А Уинстону показалось, что, прежде чем он ответил, прошло очень много времени. Он как будто лишился дара речи. Язык шевелился беззвучно, прилаживаясь к началу то одного слова, то другого, опять и опять. И покуда Уинстон не произнес ответ, он сам не знал, что скажет.
– Нет, – выдавил он наконец.
– Хорошо, что вы сказали. Нам необходимо знать все. – О’Брайен повернулся к Джулии и спросил уже не так бесстрастно: – Вы понимаете, что, если даже он уцелеет, он может стать совсем другим человеком? Допустим, нам придется изменить его совершенно. Лицо, движения, форма рук, цвет волос… даже голос будет другой. И вы сама, возможно, подвергнетесь такому же превращению. Наши хирурги умеют изменить человека до неузнаваемости. Иногда это необходимо.

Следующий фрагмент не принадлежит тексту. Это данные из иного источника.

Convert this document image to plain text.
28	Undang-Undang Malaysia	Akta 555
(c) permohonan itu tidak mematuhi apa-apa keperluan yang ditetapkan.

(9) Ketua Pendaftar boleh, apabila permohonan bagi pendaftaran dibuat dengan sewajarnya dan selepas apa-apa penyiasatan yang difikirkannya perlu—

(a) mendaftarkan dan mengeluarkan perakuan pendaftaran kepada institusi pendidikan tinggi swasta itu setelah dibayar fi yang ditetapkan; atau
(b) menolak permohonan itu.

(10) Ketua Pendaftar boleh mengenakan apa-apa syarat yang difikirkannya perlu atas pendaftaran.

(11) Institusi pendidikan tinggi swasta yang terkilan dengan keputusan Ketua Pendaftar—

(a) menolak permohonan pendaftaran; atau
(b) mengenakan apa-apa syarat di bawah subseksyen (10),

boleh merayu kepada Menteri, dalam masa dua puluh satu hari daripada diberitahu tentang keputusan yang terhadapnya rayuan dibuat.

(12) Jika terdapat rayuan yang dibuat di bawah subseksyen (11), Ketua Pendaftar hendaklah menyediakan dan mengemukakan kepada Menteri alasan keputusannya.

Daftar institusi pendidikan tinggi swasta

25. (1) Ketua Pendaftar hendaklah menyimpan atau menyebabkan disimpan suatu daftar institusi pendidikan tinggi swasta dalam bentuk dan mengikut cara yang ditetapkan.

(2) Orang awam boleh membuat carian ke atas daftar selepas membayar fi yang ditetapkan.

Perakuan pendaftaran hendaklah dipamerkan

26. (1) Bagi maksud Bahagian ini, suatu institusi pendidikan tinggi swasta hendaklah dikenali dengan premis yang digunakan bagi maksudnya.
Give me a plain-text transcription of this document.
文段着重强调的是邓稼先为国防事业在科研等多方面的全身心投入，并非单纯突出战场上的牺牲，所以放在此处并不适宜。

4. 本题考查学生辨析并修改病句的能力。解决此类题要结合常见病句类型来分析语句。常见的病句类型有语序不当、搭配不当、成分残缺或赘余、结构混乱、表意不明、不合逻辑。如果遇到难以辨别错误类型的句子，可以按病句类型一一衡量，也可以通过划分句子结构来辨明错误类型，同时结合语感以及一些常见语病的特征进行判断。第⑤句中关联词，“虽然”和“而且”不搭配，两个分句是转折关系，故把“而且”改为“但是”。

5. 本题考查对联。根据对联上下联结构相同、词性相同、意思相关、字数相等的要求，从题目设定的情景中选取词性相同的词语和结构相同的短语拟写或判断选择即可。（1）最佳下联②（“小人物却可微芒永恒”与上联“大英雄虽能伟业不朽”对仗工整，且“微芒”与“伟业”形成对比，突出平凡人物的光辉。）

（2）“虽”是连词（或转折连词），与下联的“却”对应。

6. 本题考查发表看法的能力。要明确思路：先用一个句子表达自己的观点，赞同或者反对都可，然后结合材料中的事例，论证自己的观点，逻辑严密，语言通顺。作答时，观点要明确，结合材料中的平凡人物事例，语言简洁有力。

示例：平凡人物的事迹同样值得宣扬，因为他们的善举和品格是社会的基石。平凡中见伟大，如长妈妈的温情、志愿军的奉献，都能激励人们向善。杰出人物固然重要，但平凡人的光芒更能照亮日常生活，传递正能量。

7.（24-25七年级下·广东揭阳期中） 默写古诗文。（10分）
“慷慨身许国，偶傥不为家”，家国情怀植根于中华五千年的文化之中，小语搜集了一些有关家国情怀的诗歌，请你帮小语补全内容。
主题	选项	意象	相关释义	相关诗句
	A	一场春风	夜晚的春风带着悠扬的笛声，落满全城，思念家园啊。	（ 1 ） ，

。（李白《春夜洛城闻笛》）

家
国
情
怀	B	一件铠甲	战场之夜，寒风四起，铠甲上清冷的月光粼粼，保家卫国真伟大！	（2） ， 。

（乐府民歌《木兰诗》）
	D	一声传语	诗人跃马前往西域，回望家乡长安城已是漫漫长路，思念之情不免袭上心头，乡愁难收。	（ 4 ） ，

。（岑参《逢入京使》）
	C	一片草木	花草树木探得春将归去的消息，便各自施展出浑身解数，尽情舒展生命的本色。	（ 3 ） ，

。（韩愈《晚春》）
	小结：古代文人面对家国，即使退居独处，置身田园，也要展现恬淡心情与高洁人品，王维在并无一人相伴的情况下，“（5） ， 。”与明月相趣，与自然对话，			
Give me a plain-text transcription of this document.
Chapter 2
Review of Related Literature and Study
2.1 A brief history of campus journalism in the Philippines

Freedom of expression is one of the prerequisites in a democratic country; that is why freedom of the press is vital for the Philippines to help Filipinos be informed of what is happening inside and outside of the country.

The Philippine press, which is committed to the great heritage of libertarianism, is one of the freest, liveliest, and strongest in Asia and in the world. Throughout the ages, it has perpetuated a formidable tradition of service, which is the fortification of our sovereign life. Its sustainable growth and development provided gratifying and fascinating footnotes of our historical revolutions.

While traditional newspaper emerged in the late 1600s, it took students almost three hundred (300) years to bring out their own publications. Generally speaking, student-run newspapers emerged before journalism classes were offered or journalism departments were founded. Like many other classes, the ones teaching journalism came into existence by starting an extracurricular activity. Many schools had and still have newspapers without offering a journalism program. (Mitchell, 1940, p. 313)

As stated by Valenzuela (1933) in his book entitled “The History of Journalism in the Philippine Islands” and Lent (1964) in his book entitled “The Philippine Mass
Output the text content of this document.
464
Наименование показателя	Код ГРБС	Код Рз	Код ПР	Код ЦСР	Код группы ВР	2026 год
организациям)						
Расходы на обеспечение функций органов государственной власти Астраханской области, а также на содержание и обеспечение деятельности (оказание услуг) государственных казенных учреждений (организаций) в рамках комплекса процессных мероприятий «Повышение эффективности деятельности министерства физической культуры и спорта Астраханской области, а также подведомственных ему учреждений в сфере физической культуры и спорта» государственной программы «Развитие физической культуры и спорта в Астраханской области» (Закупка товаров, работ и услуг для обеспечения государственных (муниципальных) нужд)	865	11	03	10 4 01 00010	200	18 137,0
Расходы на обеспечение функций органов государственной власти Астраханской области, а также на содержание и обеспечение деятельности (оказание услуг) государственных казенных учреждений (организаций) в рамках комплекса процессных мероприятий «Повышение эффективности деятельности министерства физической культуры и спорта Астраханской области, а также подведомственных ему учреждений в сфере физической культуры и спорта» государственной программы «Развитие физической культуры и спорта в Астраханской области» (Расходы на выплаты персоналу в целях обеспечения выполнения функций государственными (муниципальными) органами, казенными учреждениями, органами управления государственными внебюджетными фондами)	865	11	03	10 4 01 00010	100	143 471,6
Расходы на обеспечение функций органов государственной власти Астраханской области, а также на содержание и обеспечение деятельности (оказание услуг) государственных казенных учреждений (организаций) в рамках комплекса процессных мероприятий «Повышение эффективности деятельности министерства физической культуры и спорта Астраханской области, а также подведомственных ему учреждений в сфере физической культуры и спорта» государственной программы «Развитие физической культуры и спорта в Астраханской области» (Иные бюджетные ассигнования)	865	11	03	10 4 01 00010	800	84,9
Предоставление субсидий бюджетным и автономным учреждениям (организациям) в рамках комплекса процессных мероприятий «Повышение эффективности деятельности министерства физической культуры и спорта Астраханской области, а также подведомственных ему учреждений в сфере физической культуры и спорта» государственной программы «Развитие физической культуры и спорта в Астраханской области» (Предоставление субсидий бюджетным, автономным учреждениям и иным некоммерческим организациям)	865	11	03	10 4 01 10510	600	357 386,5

Иногда мы даже ампутируем конечность.
Уинстон не удержался и еще раз искоса взглянул на монголоидное лицо Мартина. Никаких шрамов он не разглядел. Джулия побледнела, так что выступили веснушки, но смотрела на О’Брайена дерзко. Она пробормотала что-то утвердительное.
– Хорошо. Об этом мы условились.
На столе лежала серебряная коробка сигарет. С рассеянным видом О’Брайен подвинул коробку к ним, сам взял сигарету, потом поднялся и стал расхаживать по комнате, как будто ему легче думалось на ходу. Сигареты оказались очень хорошими – толстые, плотно набитые, в шелковистой бумаге. О’Брайен снова посмотрел на часы.
– Мартин, вам лучше вернуться в буфетную, – сказал он. – Через четверть часа я включу. Пока не ушли, хорошенько присмотритесь к лицам товарищей. Вам предстоит еще с ними встречаться. Мне – возможно, нет.
Точно так же, как при входе, темные глаза слуги пробежали по их лицам. В его взгляде не было и намека на дружелюбие. Он запоминал их внешность, но интереса к ним не испытывал – по крайней мере не проявлял. Уинстон подумал, что синтетическое лицо просто не может изменить выражение. Ни слова не говоря и никак с ними не попрощавшись, Мартин вышел и бесшумно затворил за собой дверь. О’Брайен мерил комнату шагами, одну руку засунув в карман черного комбинезона, в другой держа сигарету.